Planck contiene al suo interno due strumenti, ciscuno specializzato in una determinata banda di frequenze: lo strumento LFI (Low Frequency Instrument) osserva il cielo nella parte più bassa delle frequenze (30, 44 e 70 GHz) mentre lo strumento HFI (High Frequency Instrument) si occupa delle frequenze più alte (100, 143, 217, 353, 545 e 857 GHz ). È di particolare interesse sapere il destino dello strumento LFI, essendo di produzione e concezione principalmente italiana. È quindi un sollievo per la ricerca dello stivale sentire le parole di Reno Mandolesi,  dell’INAF-IASF Bologna, e responsabile dello strumento LFI:  «LFI, il low frequency instrument, si sta comportando in modo magnifico. Realizzato, per la parte italiana, principalmente dal gruppo di Bologna, insieme a quelli di Milano, Trieste, Roma e Padova, LFI sta producendo mappe che, già prese così come ci arrivano a Terra, senza alcuna correzione, sono scientificamente congruenti con i risultati raccolti dal satellite WMAP della NASA»

La storia di Planck non finirà con questo post, molto probabilmente, perché si prospettano almeno 15 mesi di vita per il satellite, che raccoglierà ininterrotamente dati per tutto questo tempo.

La novità di queste settimane è però la “prima luce” (ovverlo la first light survey, iniziata il 13 e completata il 27 Agosto. Si trata di una osservazione speciale, della durata di due settimane, durante la quale Planck ha osservato il cielo senza sosta, con lo scopo principale di verificare la stabilità degli strumenti e di calibrarli per ottenere la massima precisione possibile.  Questo processo ha prodotto nove mappe di  “strisce” di cielo, una per ciascuna delle nove frequenze di Planck. Ogni mappa rappresenta un anello di circa 15 gradi d’ampiezza che si estende lungo l’intero arco del cielo. I risultati delle osservazioni sono già a disposizione degli scienziati che, dopo una prima analisi, sono estremamente soddisfatti dell’eccellente qualità dei dati.

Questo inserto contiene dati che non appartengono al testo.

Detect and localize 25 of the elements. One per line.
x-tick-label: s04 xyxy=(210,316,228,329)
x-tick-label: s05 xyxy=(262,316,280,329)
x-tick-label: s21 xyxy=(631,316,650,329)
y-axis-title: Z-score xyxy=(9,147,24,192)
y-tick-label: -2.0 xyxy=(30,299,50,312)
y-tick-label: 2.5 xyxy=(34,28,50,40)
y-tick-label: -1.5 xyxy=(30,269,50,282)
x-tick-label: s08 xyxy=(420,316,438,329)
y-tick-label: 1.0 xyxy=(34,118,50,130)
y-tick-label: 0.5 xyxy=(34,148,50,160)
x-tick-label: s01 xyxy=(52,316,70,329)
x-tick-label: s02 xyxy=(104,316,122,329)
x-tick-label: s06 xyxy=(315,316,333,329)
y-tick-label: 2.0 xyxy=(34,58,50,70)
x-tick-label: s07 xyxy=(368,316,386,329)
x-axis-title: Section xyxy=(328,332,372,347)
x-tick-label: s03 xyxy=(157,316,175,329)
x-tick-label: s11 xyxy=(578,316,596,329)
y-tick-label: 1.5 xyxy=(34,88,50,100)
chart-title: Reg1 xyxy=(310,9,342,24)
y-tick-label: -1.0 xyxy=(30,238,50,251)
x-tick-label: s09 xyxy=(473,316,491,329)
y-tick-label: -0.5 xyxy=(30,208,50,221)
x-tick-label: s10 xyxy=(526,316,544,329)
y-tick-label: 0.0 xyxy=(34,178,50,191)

Ma Planck non è certo un satellite pigro, e non appena sono terminati i lavori della prima luce, si è dato il via alle osservazioni scientifiche vere e proprie.  La prima mappa dell’intero cielo sarà disponibile fra circa 6 mesi. Durante il suo ciclo di vita Planck riuscirà da fornire dati necessari per completare almeno due mappe dell’intero Universo. Purtroppo però la vita del fisico non è così facile e i dati dovranno essere sottoposti a una complessa analisi prima di poterli interpretare correttamente. Gli studi e l’analisi di tutti i ricercatori coinvolti nel progetto Planck, e sparsi per tutta Europa, dureranno per circa due anni. Si prevede che attorno alla fine del 2012 i dati potranno essere resi pubblici e potranno essere pubblicate le mappe ufficiali del cielo assieme ai principali risultati scientifici che questo esperimento ci permetterà di raggiungere.